Pastor Adam Clayton Powell of the Abyssinian Baptist Church wrote Hays a letter describing another violent incident between a police officer and a black man standing on a breadline.

Approximately one year after the riot, the Commission submitted its report to the Mayor. And then? Sections were circulated to department heads for comments. Comments were received. Various people asked for copies. The New York Post (then with a different editorial view than today) and The Daily Worker, issued by the Communist Party, both published sections of the report.

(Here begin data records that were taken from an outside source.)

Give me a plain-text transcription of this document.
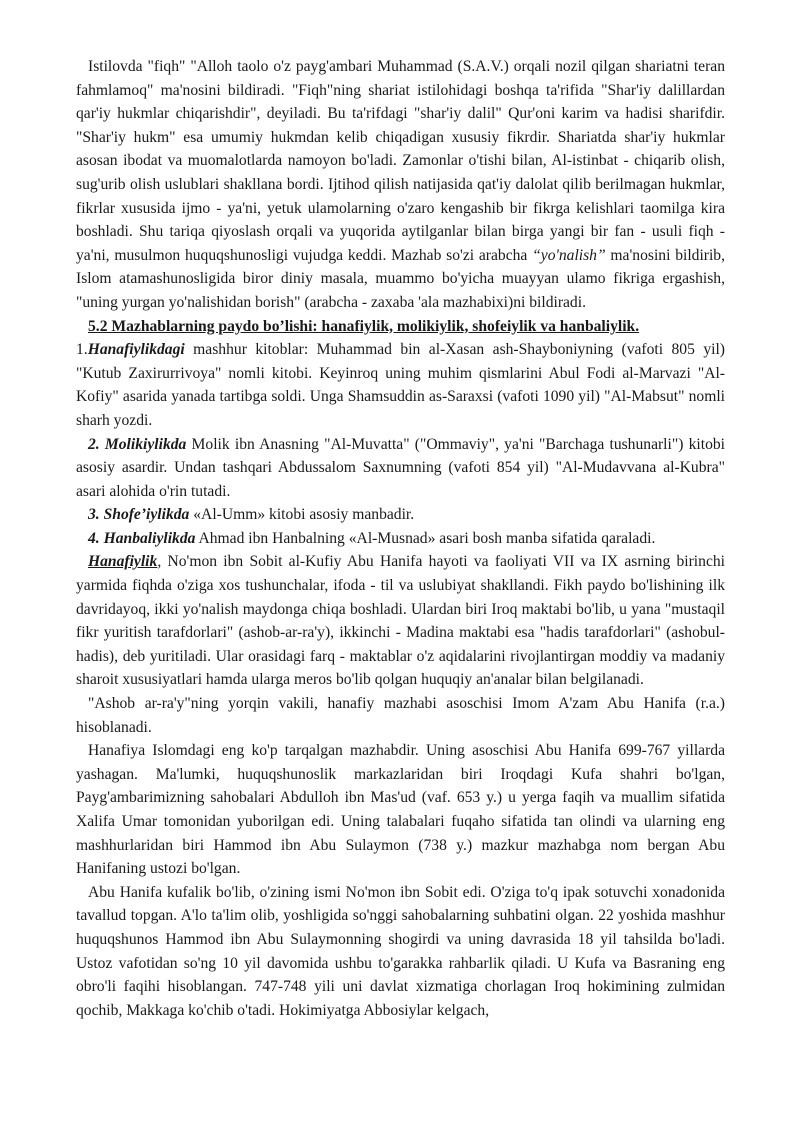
Istilovda "fiqh" "Alloh taolo o'z payg'ambari Muhammad (S.A.V.) orqali nozil qilgan shariatni teran fahmlamoq" ma'nosini bildiradi. "Fiqh"ning shariat istilohidagi boshqa ta'rifida "Shar'iy dalillardan qar'iy hukmlar chiqarishdir", deyiladi. Bu ta'rifdagi "shar'iy dalil" Qur'oni karim va hadisi sharifdir. "Shar'iy hukm" esa umumiy hukmdan kelib chiqadigan xususiy fikrdir. Shariatda shar'iy hukmlar asosan ibodat va muomalotlarda namoyon bo'ladi. Zamonlar o'tishi bilan, Al-istinbat - chiqarib olish, sug'urib olish uslublari shakllana bordi. Ijtihod qilish natijasida qat'iy dalolat qilib berilmagan hukmlar, fikrlar xususida ijmo - ya'ni, yetuk ulamolarning o'zaro kengashib bir fikrga kelishlari taomilga kira boshladi. Shu tariqa qiyoslash orqali va yuqorida aytilganlar bilan birga yangi bir fan - usuli fiqh - ya'ni, musulmon huquqshunosligi vujudga keddi. Mazhab so'zi arabcha “yo'nalish” ma'nosini bildirib, Islom atamashunosligida biror diniy masala, muammo bo'yicha muayyan ulamo fikriga ergashish, "uning yurgan yo'nalishidan borish" (arabcha - zaxaba 'ala mazhabixi)ni bildiradi.

5.2 Mazhablarning paydo bo’lishi: hanafiylik, molikiylik, shofeiylik va hanbaliylik.

1.Hanafiylikdagi mashhur kitoblar: Muhammad bin al-Xasan ash-Shayboniyning (vafoti 805 yil) "Kutub Zaxirurrivoya" nomli kitobi. Keyinroq uning muhim qismlarini Abul Fodi al-Marvazi "Al-Kofiy" asarida yanada tartibga soldi. Unga Shamsuddin as-Saraxsi (vafoti 1090 yil) "Al-Mabsut" nomli sharh yozdi.

2. Molikiylikda Molik ibn Anasning "Al-Muvatta" ("Ommaviy", ya'ni "Barchaga tushunarli") kitobi asosiy asardir. Undan tashqari Abdussalom Saxnumning (vafoti 854 yil) "Al-Mudavvana al-Kubra" asari alohida o'rin tutadi.

3. Shofe’iylikda «Al-Umm» kitobi asosiy manbadir.

4. Hanbaliylikda Ahmad ibn Hanbalning «Al-Musnad» asari bosh manba sifatida qaraladi.

Hanafiylik, No'mon ibn Sobit al-Kufiy Abu Hanifa hayoti va faoliyati VII va IX asrning birinchi yarmida fiqhda o'ziga xos tushunchalar, ifoda - til va uslubiyat shakllandi. Fikh paydo bo'lishining ilk davridayoq, ikki yo'nalish maydonga chiqa boshladi. Ulardan biri Iroq maktabi bo'lib, u yana "mustaqil fikr yuritish tarafdorlari" (ashob-ar-ra'y), ikkinchi - Madina maktabi esa "hadis tarafdorlari" (ashobul-hadis), deb yuritiladi. Ular orasidagi farq - maktablar o'z aqidalarini rivojlantirgan moddiy va madaniy sharoit xususiyatlari hamda ularga meros bo'lib qolgan huquqiy an'analar bilan belgilanadi.

"Ashob ar-ra'y"ning yorqin vakili, hanafiy mazhabi asoschisi Imom A'zam Abu Hanifa (r.a.) hisoblanadi.

Hanafiya Islomdagi eng ko'p tarqalgan mazhabdir. Uning asoschisi Abu Hanifa 699-767 yillarda yashagan. Ma'lumki, huquqshunoslik markazlaridan biri Iroqdagi Kufa shahri bo'lgan, Payg'ambarimizning sahobalari Abdulloh ibn Mas'ud (vaf. 653 y.) u yerga faqih va muallim sifatida Xalifa Umar tomonidan yuborilgan edi. Uning talabalari fuqaho sifatida tan olindi va ularning eng mashhurlaridan biri Hammod ibn Abu Sulaymon (738 y.) mazkur mazhabga nom bergan Abu Hanifaning ustozi bo'lgan.

Abu Hanifa kufalik bo'lib, o'zining ismi No'mon ibn Sobit edi. O'ziga to'q ipak sotuvchi xonadonida tavallud topgan. A'lo ta'lim olib, yoshligida so'nggi sahobalarning suhbatini olgan. 22 yoshida mashhur huquqshunos Hammod ibn Abu Sulaymonning shogirdi va uning davrasida 18 yil tahsilda bo'ladi. Ustoz vafotidan so'ng 10 yil davomida ushbu to'garakka rahbarlik qiladi. U Kufa va Basraning eng obro'li faqihi hisoblangan. 747-748 yili uni davlat xizmatiga chorlagan Iroq hokimining zulmidan qochib, Makkaga ko'chib o'tadi. Hokimiyatga Abbosiylar kelgach,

Chapter 4, “The Problem of Making a Living,” described employment discrimination by many public utilities that either refused to hire black people or slotted them into the lowest-paying positions. Chapter 5 detailed how the Home Relief Bureau used race as a factor in determining which employment opportunities would be offered to black applicants. The Housing chapter considered the 800% growth in black Harlem residents, making it one of the most densely-populated areas of the City. The housing stock was decrepit and families were substantially overcharged, paying $30-$50 per month while Lower East Side residents paid less than $20. Chapter 6 detailed the deficiencies in Harlem schools. “Since Poverty is the problem of primary importance to the Negro of Harlem, it is surely responsible for many of the problems of the schools of the community. Many of the children stay away from school simply because they lack food, and are in special need of clothing.” And for those who sought advancement, “In the special courses which prepare girls for the outstanding women colleges, not a single Negro girl was enrolled for the term of 1935.”

Mayor LaGuardia Collection, NYC Municipal Archives.

Every chapter presented an indictment of how the City was serving the 200,000 black residents of Harlem. The report also listed dozens of steps that could help remedy the conditions.

City government never issued the report. Some recommendations were partially implemented—new schools and a federally-funded health center. LaGuardia appointed black judges and executive staff.

In 1946, riots again broke out in Harlem, with the underlying causes very similar to the events of 1935. Overcrowded housing, unequal employment opportunities, a strong sense that justice was lacking. There was greater destruction. More people were killed and wounded. If the recommendations issued a decade earlier had been fully, or even more completely implemented, what would have happened?

In 1969, during another period of urban unrest, Arno Press published the full text of the report. The Municipal Archives has now digitized the report. It is available at the pop-up exhibit at 31 Chambers this week and will be available to readers online in the near future.